26 May 2021 Volume :9 Issue :20

Study Indicates Antibiotic Resistance to Carbapenem in an Intensive Care Unit

Study Indicates Antibiotic Resistance to Carbapenem in an Intensive Care Unit
Mr Osama Madni graduates with a Master of Pharmacy cum laude.

Mr Osama Madni graduated with a Master of Pharmacy cum laude for his study entitled, Molecular Epidemiology of Carbapenem-Resistant Enterobacterales Colonization in an Intensive Care Unit. A member of the UKZN Antimicrobial Research Unit headed by the South African Research Chair in Antibiotic Resistance and One Health, Professor Sabiha Essack, Madni conducted his study in an Intensive Care Unit (ICU) in a public hospital in the uMgungundlovu District of KwaZulu-Natal.

Cabapenems are a class of highly effective antibiotic agents commonly used to treat severe or high-risk bacterial infections. This class of antibiotics is usually reserved for known or suspected multidrug-resistant (MDR) bacterial infections.

Madni’s study found that all isolates (100%) were resistant to ertapenem and meropenem, and 71.4% were resistant to imipenem. All isolates harboured the blaOXA-181 carbapenemase (100%) and carried other ß-lactamase genes such as OXA-1, CTX-M-15, TEM-1B and SHV-1.

‘OXA-181-producing K. pneumoniae belonging to ST307 was found to be potentially endemic in the hospital ICU environment. The presence of a myriad of antibiotic-resistant genes and selected mobile genetic elements in different permutations and combinations presents challenges to clinical management and infection prevention and control measures.

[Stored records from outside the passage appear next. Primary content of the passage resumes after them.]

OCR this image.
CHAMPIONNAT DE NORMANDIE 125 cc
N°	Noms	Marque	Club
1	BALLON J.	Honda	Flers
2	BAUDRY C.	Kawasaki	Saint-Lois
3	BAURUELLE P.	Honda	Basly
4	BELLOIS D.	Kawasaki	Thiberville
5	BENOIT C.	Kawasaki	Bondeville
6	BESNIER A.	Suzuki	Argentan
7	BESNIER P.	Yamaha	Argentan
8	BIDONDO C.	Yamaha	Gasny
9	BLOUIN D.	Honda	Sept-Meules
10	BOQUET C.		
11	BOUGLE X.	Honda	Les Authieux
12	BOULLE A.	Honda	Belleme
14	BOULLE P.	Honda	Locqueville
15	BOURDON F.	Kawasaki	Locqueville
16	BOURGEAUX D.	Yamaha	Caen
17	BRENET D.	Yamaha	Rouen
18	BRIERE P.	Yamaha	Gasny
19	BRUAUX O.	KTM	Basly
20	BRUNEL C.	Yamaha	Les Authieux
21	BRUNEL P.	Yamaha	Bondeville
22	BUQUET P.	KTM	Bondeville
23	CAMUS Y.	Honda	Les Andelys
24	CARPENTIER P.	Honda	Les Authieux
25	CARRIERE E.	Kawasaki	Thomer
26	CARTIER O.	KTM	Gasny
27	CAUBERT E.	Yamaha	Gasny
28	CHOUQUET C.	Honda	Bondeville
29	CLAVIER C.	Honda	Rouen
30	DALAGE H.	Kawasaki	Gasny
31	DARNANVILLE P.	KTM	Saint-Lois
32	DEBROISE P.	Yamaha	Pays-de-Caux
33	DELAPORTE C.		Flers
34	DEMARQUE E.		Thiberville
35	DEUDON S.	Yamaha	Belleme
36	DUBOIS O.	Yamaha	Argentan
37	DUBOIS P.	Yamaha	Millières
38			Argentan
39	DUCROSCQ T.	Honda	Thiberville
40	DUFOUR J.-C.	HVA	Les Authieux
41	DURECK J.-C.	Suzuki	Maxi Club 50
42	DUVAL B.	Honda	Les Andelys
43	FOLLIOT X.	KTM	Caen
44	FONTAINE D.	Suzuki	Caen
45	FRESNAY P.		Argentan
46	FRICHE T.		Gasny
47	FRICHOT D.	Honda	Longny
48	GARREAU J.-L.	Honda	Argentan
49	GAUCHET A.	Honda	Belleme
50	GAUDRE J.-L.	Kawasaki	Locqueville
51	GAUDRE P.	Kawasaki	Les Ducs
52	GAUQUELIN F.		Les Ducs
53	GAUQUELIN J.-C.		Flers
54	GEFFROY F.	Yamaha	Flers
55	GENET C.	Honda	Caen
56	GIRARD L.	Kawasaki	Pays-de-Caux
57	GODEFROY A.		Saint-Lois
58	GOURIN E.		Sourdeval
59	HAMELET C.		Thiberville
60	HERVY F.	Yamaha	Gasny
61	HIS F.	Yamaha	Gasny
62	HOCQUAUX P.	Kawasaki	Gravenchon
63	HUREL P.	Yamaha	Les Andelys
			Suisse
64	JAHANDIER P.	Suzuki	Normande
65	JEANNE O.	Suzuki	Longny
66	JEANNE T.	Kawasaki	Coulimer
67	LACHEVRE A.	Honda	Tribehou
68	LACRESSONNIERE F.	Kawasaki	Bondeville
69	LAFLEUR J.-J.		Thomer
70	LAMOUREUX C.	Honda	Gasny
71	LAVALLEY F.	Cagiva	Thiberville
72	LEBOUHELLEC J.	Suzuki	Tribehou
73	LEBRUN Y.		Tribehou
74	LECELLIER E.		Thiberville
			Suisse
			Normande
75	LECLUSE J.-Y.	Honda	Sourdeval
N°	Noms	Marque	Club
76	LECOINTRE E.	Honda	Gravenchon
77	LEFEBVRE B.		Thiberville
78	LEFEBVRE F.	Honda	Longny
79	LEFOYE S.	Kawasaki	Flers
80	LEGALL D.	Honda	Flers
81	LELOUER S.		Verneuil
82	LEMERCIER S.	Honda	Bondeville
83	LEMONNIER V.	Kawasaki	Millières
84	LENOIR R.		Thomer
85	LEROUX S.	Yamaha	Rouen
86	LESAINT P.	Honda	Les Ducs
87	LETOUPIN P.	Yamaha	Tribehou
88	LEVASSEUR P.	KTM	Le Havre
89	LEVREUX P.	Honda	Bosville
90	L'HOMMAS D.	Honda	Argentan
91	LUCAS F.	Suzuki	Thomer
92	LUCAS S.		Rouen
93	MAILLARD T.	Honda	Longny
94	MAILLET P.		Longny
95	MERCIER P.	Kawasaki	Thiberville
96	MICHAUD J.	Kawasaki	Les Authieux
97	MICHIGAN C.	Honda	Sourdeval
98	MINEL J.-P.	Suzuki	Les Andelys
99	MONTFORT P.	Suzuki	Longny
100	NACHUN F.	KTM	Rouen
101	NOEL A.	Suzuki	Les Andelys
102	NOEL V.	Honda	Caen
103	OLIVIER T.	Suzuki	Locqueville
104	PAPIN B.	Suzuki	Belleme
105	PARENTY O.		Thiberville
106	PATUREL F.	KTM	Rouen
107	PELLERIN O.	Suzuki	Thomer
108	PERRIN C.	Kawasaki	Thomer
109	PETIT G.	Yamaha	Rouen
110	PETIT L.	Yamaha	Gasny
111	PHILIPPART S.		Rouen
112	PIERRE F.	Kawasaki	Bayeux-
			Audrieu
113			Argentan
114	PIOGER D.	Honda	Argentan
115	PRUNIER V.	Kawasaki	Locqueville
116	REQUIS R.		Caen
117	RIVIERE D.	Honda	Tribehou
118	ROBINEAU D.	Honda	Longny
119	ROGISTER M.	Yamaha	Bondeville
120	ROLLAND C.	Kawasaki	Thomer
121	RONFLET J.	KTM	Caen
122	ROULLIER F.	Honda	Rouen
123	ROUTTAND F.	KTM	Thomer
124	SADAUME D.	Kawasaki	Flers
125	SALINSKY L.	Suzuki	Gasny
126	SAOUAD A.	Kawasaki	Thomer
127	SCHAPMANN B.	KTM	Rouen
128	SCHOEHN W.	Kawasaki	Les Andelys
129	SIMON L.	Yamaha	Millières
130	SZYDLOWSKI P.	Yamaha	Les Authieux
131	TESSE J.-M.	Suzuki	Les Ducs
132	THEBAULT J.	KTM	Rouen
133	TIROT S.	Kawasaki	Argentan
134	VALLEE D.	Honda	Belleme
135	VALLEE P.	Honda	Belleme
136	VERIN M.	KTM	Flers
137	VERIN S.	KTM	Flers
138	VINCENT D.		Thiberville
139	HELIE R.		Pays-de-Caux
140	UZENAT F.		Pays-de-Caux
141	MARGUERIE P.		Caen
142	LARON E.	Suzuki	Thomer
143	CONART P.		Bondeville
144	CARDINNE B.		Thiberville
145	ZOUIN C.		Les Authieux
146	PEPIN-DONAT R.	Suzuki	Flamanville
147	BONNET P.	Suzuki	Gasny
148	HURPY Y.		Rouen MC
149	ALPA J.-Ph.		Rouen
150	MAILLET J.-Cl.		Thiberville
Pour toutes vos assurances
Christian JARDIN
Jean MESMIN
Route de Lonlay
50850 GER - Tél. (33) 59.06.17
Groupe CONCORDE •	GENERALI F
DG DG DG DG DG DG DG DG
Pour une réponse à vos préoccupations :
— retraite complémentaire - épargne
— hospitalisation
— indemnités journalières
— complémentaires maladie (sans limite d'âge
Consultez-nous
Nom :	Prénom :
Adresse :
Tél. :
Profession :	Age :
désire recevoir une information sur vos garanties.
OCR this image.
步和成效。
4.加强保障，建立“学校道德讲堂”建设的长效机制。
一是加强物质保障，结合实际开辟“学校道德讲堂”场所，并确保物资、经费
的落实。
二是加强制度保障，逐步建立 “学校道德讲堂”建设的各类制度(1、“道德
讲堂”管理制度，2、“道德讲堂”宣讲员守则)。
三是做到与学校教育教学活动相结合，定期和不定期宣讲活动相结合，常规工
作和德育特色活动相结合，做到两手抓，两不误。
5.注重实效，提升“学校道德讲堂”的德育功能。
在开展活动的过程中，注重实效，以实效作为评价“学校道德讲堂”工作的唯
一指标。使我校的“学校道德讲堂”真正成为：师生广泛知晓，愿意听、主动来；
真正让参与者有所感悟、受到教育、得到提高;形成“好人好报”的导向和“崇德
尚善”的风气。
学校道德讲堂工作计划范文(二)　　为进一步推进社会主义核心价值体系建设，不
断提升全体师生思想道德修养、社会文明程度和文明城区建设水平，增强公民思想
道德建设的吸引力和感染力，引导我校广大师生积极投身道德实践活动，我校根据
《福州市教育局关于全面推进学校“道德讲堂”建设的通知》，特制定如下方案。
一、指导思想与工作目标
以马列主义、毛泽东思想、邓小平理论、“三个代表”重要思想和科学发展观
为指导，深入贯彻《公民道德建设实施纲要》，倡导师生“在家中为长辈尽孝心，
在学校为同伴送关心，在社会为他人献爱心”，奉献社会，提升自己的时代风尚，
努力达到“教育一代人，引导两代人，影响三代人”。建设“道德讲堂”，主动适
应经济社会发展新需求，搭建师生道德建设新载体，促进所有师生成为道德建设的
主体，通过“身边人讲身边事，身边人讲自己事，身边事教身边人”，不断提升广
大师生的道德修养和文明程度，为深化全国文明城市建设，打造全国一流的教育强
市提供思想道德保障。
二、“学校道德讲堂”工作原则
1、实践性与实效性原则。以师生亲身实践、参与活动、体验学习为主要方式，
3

‘Hence, it is recommended that a carbapenem resistance screening programme, and strict infection prevention and control measures, are implemented in ICUs. In this way, one would be able to detect and eliminate this endemic clone to prevent its spread,’ he said.

Madni was born in Sudan, north-east Africa, where he trained as a pharmacist. He graduated from the University of Khartoum - the oldest and most prestigious university in Sudan and the second to be founded in Africa. ‘I excelled through every stage of my education, and I have consistently ranked first or second in my class. I am an ambitious and confident individual who wants to make tangible change in my community. This started earlier in my undergraduate years through participation in numerous health campaigns, such as, breast cancer awareness, diabetes, hypertension, HIV, and blood donation campaigns. In addition, I participated in various medical missions and outreach convoys to rural areas around Sudan.

‘In the wake of rising inflation and poverty, expensive basic medications are a concern amongst increasingly impoverished low-income earners in Sudan. The irrational use of medications, especially antibiotics, to treat infectious diseases spreading across big geographical areas is mainly based on people’s beliefs and the similarity of their symptoms. This has given rise to the excessive use of over-the-counter drugs and antibiotics. Observing this trend inspired me to pursue postgraduate studies and gain first-hand knowledge and professional skills in antibiotic resistance in order to create awareness of antibiotic resistance.’

‘Osama is an exceptional student whose commitment to hard work and excellence makes him a young emerging researcher who can become a leading scientist in the future. The findings of his study are not only significant for the South African public health sector, but will contribute enormously to the fight against antimicrobial resistance in Africa,’ said co-supervisor of the study, Dr Luther King Abia Akebe, Leader: Molecular and Environmental Surveillance of Antibiotic Resistance based in the UKZN Antimicrobial Research Unit.